Chapter Twenty-Two: Thin Ice

167K 6.3K 2K
                                    

I stood in front of the mirror, simply staring at myself. I had already done my hair into a messy bun and curled my bangs around me face. I was even wearing the annoying stilettos that I had bought for my job interview. My knees felt like they would buckle, but damn, I had to admit that I looked good.

I ran my hands over the lace dress that Greta and I had worked so hard on. Tonight would be the night.

Sighing at the loss of my friend, I picked up the clutch I would be using and made my way towards my front entrance. The cab that I had ordered in advance was already waiting idly in front of my apartment.

My insides started to go crazy at the thought of seeing Joshua. It hadn't even been twenty-four hours since I finally realized the way I felt for him, but I was already losing my sanity. I knew that I shouldn't feel that way about him, but now that it was out it couldn't be locked away again.

I sighed as the cab finally pulled into the venue. It was officially show time. I knew that most of the guests wouldn't arrive until an hour later and that the only people that would great me worked with me.

You can imagine how difficult it was for me to contain my excitement at seeing Johnny and Amanda again. Hell, I practically skipped into the place! I was planning on walking in and barking orders the minute I was there, yet I hadn't been prepared for the awkwardness of my entrance.

Every single eye was trained on me and I didn't know what the fuck to do. I fidgeted awkwardly in my dress as I made eye contact with some of the people in the room. I made the mistake of meeting Johnny's penetrating gaze first and immediately felt like fleeing the room.

Curiosity described every gaze that came my way. Did my dress look wrong? Holy shit, had I put my dress on backwards?

I peered down towards my body and quickly realized that it wasn't the case.

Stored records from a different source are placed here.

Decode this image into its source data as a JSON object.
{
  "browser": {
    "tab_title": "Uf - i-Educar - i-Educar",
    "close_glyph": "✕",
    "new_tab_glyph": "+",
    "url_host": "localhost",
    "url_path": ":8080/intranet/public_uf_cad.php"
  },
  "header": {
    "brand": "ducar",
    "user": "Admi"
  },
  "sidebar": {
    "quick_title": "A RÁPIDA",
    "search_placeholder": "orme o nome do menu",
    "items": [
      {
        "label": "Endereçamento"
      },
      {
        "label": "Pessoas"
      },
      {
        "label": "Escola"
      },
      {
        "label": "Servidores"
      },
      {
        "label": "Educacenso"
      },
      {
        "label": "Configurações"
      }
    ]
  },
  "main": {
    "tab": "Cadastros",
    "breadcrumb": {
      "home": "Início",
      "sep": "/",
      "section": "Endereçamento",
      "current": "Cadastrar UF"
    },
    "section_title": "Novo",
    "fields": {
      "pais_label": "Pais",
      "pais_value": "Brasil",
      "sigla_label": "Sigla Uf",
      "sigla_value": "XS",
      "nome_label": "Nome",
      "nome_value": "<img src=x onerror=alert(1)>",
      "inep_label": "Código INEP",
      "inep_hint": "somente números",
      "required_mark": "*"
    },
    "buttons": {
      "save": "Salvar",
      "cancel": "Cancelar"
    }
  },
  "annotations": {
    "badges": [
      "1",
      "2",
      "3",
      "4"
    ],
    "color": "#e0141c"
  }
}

I knew one pair of eyes weren't looking at me, the ones that belonged to Joshua, because he wasn't anywhere in sight. I felt a little deflated at the thought, but then maybe it was better that he wasn't there to see me in my humiliation. That's what it was, humiliation. No one spoke a word.

Until Gola decided to pip up, "Oh, my gosh! Who are you wearing?"

Gola was practically jumping in her glitter pumps with excitement. Who was I wearing? I can't explain why I didn't want to reveal the fact that I had designed it.

 The truth was that I was terrified that if I said it was me, everyone in the room would get the idea that I was one of them. I didn't want that to happen, because deep inside I was already having some doubts about who I was.

"I'm wearing...Wal-Mart?" I said unsurely.

I was ready to slap myself after I realized what I had said. Why the flying fuck had I said Wal-Mart? That was ten times worse then admitting that I had made it myself. Instead of getting to mighty stares of distaste, I felt the whole room vibrate with laughter. Jenna Lanning's particular laughter rung heavy over the room.

"Well, it sure looks like something from Wal-Mart" Amanda said meanly, before turning away in her own flowing red dress. What had crawled up her ass? Talking about her ass, that dress did nothing for it.

"Oh, don't worry Lilly. Amanda is probably just bitter, because that dress is making her ass resemble a pair of flap jacks." Johnny said, snidely in the direction that Amanda had gone towards.

At least I wasn't the only one who realized it. Even the gay guy commented on the weirdness of her butt. It did freak me out that Johnny and I thought the same thing.

 I could tell that there was a shift, though. From the moment that I walked into the room, Johnny had looked at me with this really difficult to decipher look. It felt like a mixture of curiosity, respect, and calculation. It freaked me out, but I was probably just imagining things.